Conventional security solutions cannot provide a proactive response
Organizations today cannot solely rely on reactive response as an effective cybersecurity strategy, as aggressive attacks like ransomware, supply chain attacks, and malware injection can compromise valuable assets in a very short span of time. Reactive response means that organizations have already suffered some form of impact from the breach, which is not feasible for establishing a sustainable security infrastructure. Simply securing endpoints and putting up firewalls is not effective, as zero-day threats can slip under the radar and compromise the system before it is detected by endpoint solutions.
That’s why a proactive defense is the best way to respond to potential cyber risks. Organizations should be actively searching for threats, identifying vulnerabilities, monitoring risks, and responding quickly once a potential attack or risk has been identified. A proactive cyber defense structure should combine real-time risk monitoring with threat hunting and effective threat response. However, conventional technologies such as security information and event management (SIEM) and extended detection and response (XDR) are often missing these key elements.
These solutions can provide the data regarding threats and security investigations, but they require critical human intervention to be interpreted. More specifically, organizations need to recruit professional and highly skilled analysts to interpret the data provided by these conventional security technologies and take responsive actions. However, such human resources are not always available due to the ongoing skills shortage, even though this situation has improved of late. Moreover, conventional solutions like SIEM and XDR require significant organizational resources to be implemented, including extensive time, knowledge, and effort from the security teams. Even when a successful implementation has been achieved, organizations must continually train their security teams to maintain and configure the new systems.
Attaining MDR services can solve all these issues by improving upon XDR, SIEM, and other existing security solutions.
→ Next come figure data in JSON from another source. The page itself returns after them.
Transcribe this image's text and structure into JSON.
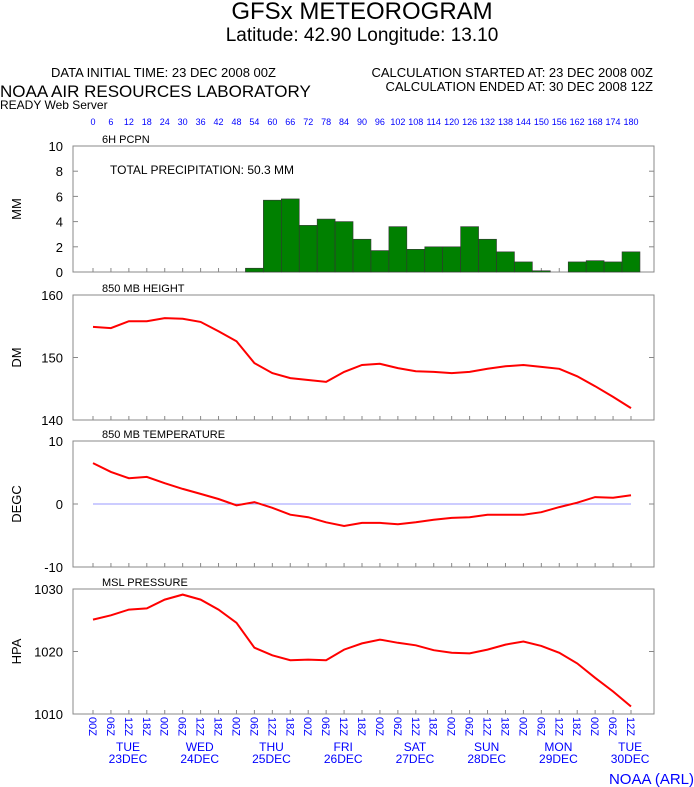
{
  "header": {
    "title": "GFSx METEOROGRAM",
    "subtitle": "Latitude: 42.90 Longitude:  13.10",
    "data_initial_time": "DATA INITIAL TIME: 23 DEC 2008 00Z",
    "calc_started": "CALCULATION STARTED AT: 23 DEC 2008 00Z",
    "calc_ended": "CALCULATION ENDED AT: 30 DEC 2008 12Z",
    "org": "NOAA AIR RESOURCES LABORATORY",
    "server": "READY Web Server",
    "credit": "NOAA (ARL)"
  },
  "colors": {
    "bar": "#008000",
    "line": "#ff0000",
    "axis_labels": "#0000ff",
    "zero_line": "#9999ff"
  },
  "hours": [
    0,
    6,
    12,
    18,
    24,
    30,
    36,
    42,
    48,
    54,
    60,
    66,
    72,
    78,
    84,
    90,
    96,
    102,
    108,
    114,
    120,
    126,
    132,
    138,
    144,
    150,
    156,
    162,
    168,
    174,
    180
  ],
  "time_ticks": [
    "00Z",
    "06Z",
    "12Z",
    "18Z",
    "00Z",
    "06Z",
    "12Z",
    "18Z",
    "00Z",
    "06Z",
    "12Z",
    "18Z",
    "00Z",
    "06Z",
    "12Z",
    "18Z",
    "00Z",
    "06Z",
    "12Z",
    "18Z",
    "00Z",
    "06Z",
    "12Z",
    "18Z",
    "00Z",
    "06Z",
    "12Z",
    "18Z",
    "00Z",
    "06Z",
    "12Z"
  ],
  "days": [
    {
      "dow": "TUE",
      "date": "23DEC"
    },
    {
      "dow": "WED",
      "date": "24DEC"
    },
    {
      "dow": "THU",
      "date": "25DEC"
    },
    {
      "dow": "FRI",
      "date": "26DEC"
    },
    {
      "dow": "SAT",
      "date": "27DEC"
    },
    {
      "dow": "SUN",
      "date": "28DEC"
    },
    {
      "dow": "MON",
      "date": "29DEC"
    },
    {
      "dow": "TUE",
      "date": "30DEC"
    }
  ],
  "chart_data": [
    {
      "type": "bar",
      "title": "6H PCPN",
      "annotation": "TOTAL PRECIPITATION:  50.3 MM",
      "ylabel": "MM",
      "ylim": [
        0,
        10
      ],
      "yticks": [
        0,
        2,
        4,
        6,
        8,
        10
      ],
      "values": [
        0,
        0,
        0,
        0,
        0,
        0,
        0,
        0,
        0,
        0.3,
        5.7,
        5.8,
        3.7,
        4.2,
        4.0,
        2.6,
        1.7,
        3.6,
        1.8,
        2.0,
        2.0,
        3.6,
        2.6,
        1.6,
        0.8,
        0.1,
        0,
        0.8,
        0.9,
        0.8,
        1.6
      ]
    },
    {
      "type": "line",
      "title": "850 MB  HEIGHT",
      "ylabel": "DM",
      "ylim": [
        140,
        160
      ],
      "yticks": [
        140,
        150,
        160
      ],
      "values": [
        154.9,
        154.7,
        155.8,
        155.8,
        156.3,
        156.2,
        155.7,
        154.2,
        152.6,
        149.1,
        147.5,
        146.7,
        146.4,
        146.1,
        147.7,
        148.8,
        149.0,
        148.3,
        147.8,
        147.7,
        147.5,
        147.7,
        148.2,
        148.6,
        148.8,
        148.5,
        148.2,
        147.0,
        145.4,
        143.7,
        141.9
      ]
    },
    {
      "type": "line",
      "title": "850 MB  TEMPERATURE",
      "ylabel": "DEGC",
      "ylim": [
        -10,
        10
      ],
      "yticks": [
        -10,
        0,
        10
      ],
      "zero_line": true,
      "values": [
        6.5,
        5.1,
        4.1,
        4.3,
        3.3,
        2.4,
        1.6,
        0.8,
        -0.2,
        0.3,
        -0.6,
        -1.7,
        -2.1,
        -2.9,
        -3.5,
        -3.0,
        -3.0,
        -3.2,
        -2.9,
        -2.5,
        -2.2,
        -2.1,
        -1.7,
        -1.7,
        -1.7,
        -1.3,
        -0.5,
        0.2,
        1.1,
        1.0,
        1.4
      ]
    },
    {
      "type": "line",
      "title": "MSL PRESSURE",
      "ylabel": "HPA",
      "ylim": [
        1010,
        1030
      ],
      "yticks": [
        1010,
        1020,
        1030
      ],
      "values": [
        1025.1,
        1025.8,
        1026.7,
        1026.9,
        1028.3,
        1029.1,
        1028.3,
        1026.7,
        1024.6,
        1020.6,
        1019.4,
        1018.6,
        1018.7,
        1018.6,
        1020.3,
        1021.3,
        1021.9,
        1021.4,
        1021.0,
        1020.2,
        1019.8,
        1019.7,
        1020.3,
        1021.1,
        1021.6,
        1020.9,
        1019.8,
        1018.1,
        1015.8,
        1013.6,
        1011.2
      ]
    }
  ]
}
Efficient MDR providers have a vault of skilled resources that can provide high-quality threat intelligence and round-the-clock risk monitoring services. MDR allows organizations to free up their resources, reduce the burden of in-house security teams and receive proactive support from experienced professionals who can bring out the best from existing security tools.
Key considerations when choosing an MDR vendor
While most MDR vendors might offer the same range of services, the detection and threat hunting methods offered by vendors differ substantially. It is important that security leaders look for vendors that can provide human-led threat hunting and investigations, along with around-the-clock 24/7 monitoring and real-time analysis. MDR providers must have the expertise and capabilities to take remote actions immediately after a threat is detected.
Providers must be able to go beyond the endpoint, meaning that MDR should collect forensic data from all associated networks, clouds, email, and other parts of the IT infrastructure. Threat intelligence is a critical part of effective MDR services. Therefore, it is important to choose a supplier that has its own research department and expertise to draw from external intelligence. This will allow organizations always to remain a step ahead of their adversaries.
When choosing a provider, organizations must also understand how it conducts research and attains threat intelligence. An organization must consider if a product can monitor the dark web, reverse engineer malware, conduct behavioral analysis of the threat actors, and achieve profound visibility over open-source intelligence (OSINT) sources? These questions should guide the decision to choose the perfect MDR vendor.
As previously emphasized, a vendor’s experience is critical. MDR providers are not just security suppliers to an organization, rather they are security partners. They must have a positive portfolio of providing proactive responses to cyber threats in an organizational or enterprise environment. Finally, the provider’s culture should align with the organization’s culture to enable a sustainable and long-term partnership.
If the attained MDR services are not aligned with the business needs and operations, it can have an adverse impact on financial and security resources. That’s why businesses should consider the discussed points when choosing an MDR vendor, as it will guide them towards making a positive security investment for the present as well as for the future.
Security investment becomes sustainable when it helps bolster the business’ overall resilience. Choosing the right MDR vendor can help businesses to achieve security sustainability and stronger cyber resilience. An efficient MDR vendor becomes the strategic partner of the business and helps the company build a security infrastructure that is always ready to detect and deter both internal and external threats. Effective MDR partners do not just improve the security capability of a company, but also shape its decision-making process and provide a strategic guidance for improving its overall security posture.